Numa decisão inédita, a zona euro rompeu com a “regra de ouro” de assegurar a protecção dos depósitos até 100 mil euros. Mas se Nicósia defendeu que isso evita outras medidas pesadas para a população, como cortes salariais e nas reformas, unânime entre vários analistas foi que a decisão pode precipitar um agravamento da crise europeia. E, arriscam alguns, uma depressão de proporções perigosas, num quadro recessivo mais grave da economia da moeda única.

O economista Paul Krugman encontra no facto de serem os depositantes a pagarem parte do resgate o “grande problema” da decisão da zona euro em relação a Chipre. “É como se os [responsáveis] europeus erguessem um sinal em néon, escrito em grego e italiano, a dizer ‘está na altura de tirarem os vossos dinheiros dos bancos!’”, escreveu no seu blogue no The New York Times.

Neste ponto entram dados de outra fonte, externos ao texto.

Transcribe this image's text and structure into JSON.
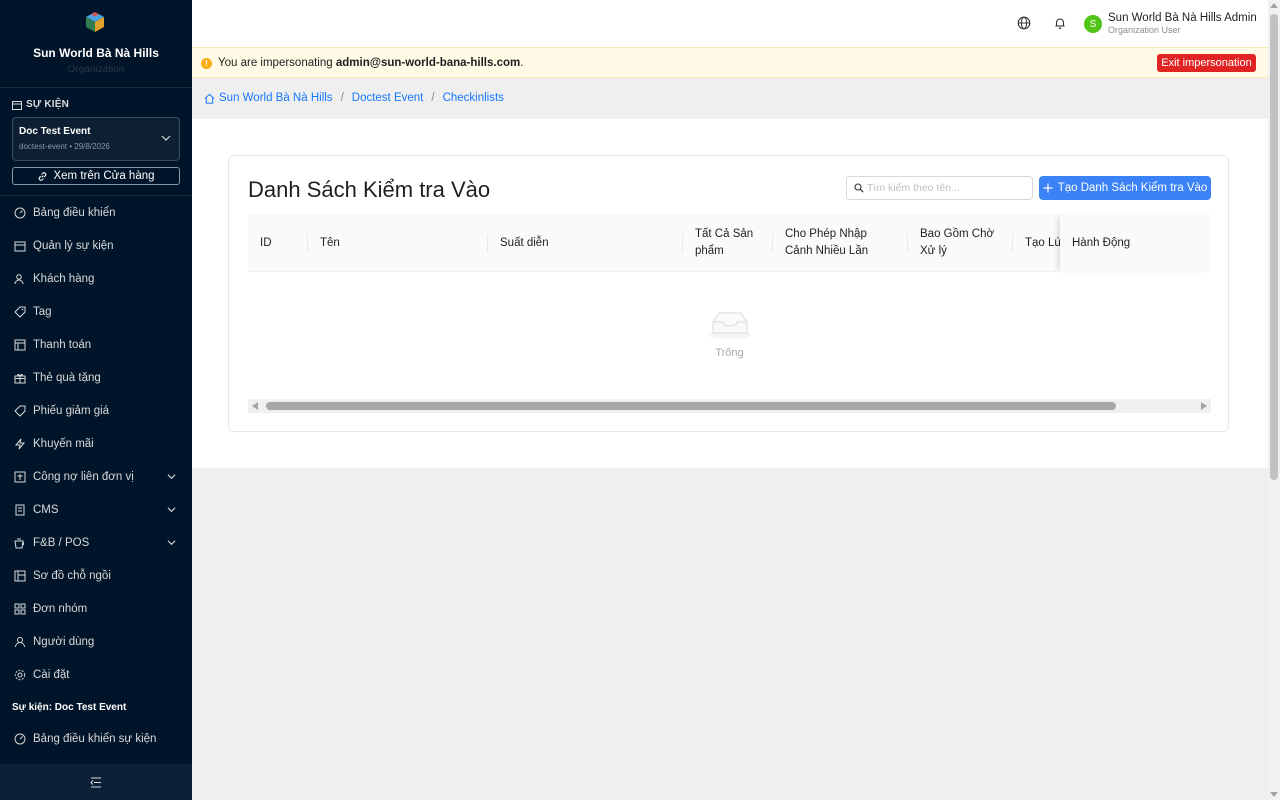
{
  "sidebar": {
    "brand_name": "Sun World Bà Nà Hills",
    "brand_sub": "Organization",
    "section_title": "SỰ KIỆN",
    "event": {
      "name": "Doc Test Event",
      "meta": "doctest-event • 29/8/2026"
    },
    "store_button": "Xem trên Cửa hàng",
    "menu": [
      {
        "label": "Bảng điều khiển",
        "icon": "dashboard-icon"
      },
      {
        "label": "Quản lý sự kiện",
        "icon": "calendar-icon"
      },
      {
        "label": "Khách hàng",
        "icon": "user-icon"
      },
      {
        "label": "Tag",
        "icon": "tag-icon"
      },
      {
        "label": "Thanh toán",
        "icon": "payment-icon"
      },
      {
        "label": "Thẻ quà tặng",
        "icon": "gift-icon"
      },
      {
        "label": "Phiếu giảm giá",
        "icon": "coupon-icon"
      },
      {
        "label": "Khuyến mãi",
        "icon": "lightning-icon"
      },
      {
        "label": "Công nợ liên đơn vị",
        "icon": "ledger-icon",
        "has_children": true
      },
      {
        "label": "CMS",
        "icon": "cms-icon",
        "has_children": true
      },
      {
        "label": "F&B / POS",
        "icon": "coffee-icon",
        "has_children": true
      },
      {
        "label": "Sơ đồ chỗ ngồi",
        "icon": "seat-map-icon"
      },
      {
        "label": "Đơn nhóm",
        "icon": "group-order-icon"
      },
      {
        "label": "Người dùng",
        "icon": "person-icon"
      },
      {
        "label": "Cài đặt",
        "icon": "settings-icon"
      }
    ],
    "event_section_title": "Sự kiện: Doc Test Event",
    "event_dashboard": {
      "label": "Bảng điều khiển sự kiện",
      "icon": "dashboard-icon"
    }
  },
  "header": {
    "user_initial": "S",
    "user_name": "Sun World Bà Nà Hills Admin",
    "user_role": "Organization User",
    "avatar_color": "#52c41a"
  },
  "banner": {
    "prefix": "You are impersonating ",
    "email": "admin@sun-world-bana-hills.com",
    "suffix": ".",
    "exit_label": "Exit impersonation"
  },
  "breadcrumb": {
    "items": [
      "Sun World Bà Nà Hills",
      "Doctest Event",
      "Checkinlists"
    ]
  },
  "page": {
    "title": "Danh Sách Kiểm tra Vào",
    "search_placeholder": "Tìm kiếm theo tên...",
    "create_label": "Tạo Danh Sách Kiểm tra Vào",
    "columns": [
      {
        "key": "id",
        "label": "ID"
      },
      {
        "key": "name",
        "label": "Tên"
      },
      {
        "key": "performance",
        "label": "Suất diễn"
      },
      {
        "key": "all_products",
        "label": "Tất Cả Sản phẩm"
      },
      {
        "key": "multi_entry",
        "label": "Cho Phép Nhập Cảnh Nhiều Lần"
      },
      {
        "key": "include_pending",
        "label": "Bao Gồm Chờ Xử lý"
      },
      {
        "key": "created_at",
        "label": "Tạo Lúc"
      },
      {
        "key": "actions",
        "label": "Hành Động"
      }
    ],
    "empty_text": "Trống"
  },
  "colors": {
    "sidebar_bg": "#001529",
    "primary": "#3b82f6",
    "link": "#1677ff",
    "danger": "#e02424",
    "warning": "#faad14"
  }
}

Medida incompetente, diz Putin
Os deputados cipriotas votam hoje a proposta aceite pelo novo Governo. O resultado será crucial para se saber quando é que as instituições financeiras reabrem, embora uma corrida aos bancos não seja esperada, agora que a população sabe que as autoridades cativaram o montante equivalente à sobretaxa sobre os depósitos.

A agência AFP avançava que o ministro das Finanças, Michalis Sarris, tem agendada para terça-feira uma viagem de trabalho à Rússia, país originário de boa parte dos depósitos nos bancos cipriotas e que em 2011 acertou com as autoridades da ilha um empréstimo de 2500 milhões de euros cujos termos poderão ser agora renegociados.

Não muito distante dos adjectivos usados por analistas para classificar a sobretaxa sobre os depósitos, o porta-voz do Presidente russo, Vladimir Putin, considerou-a, desde já, uma medida “injusta, incompetente e perigosa ”.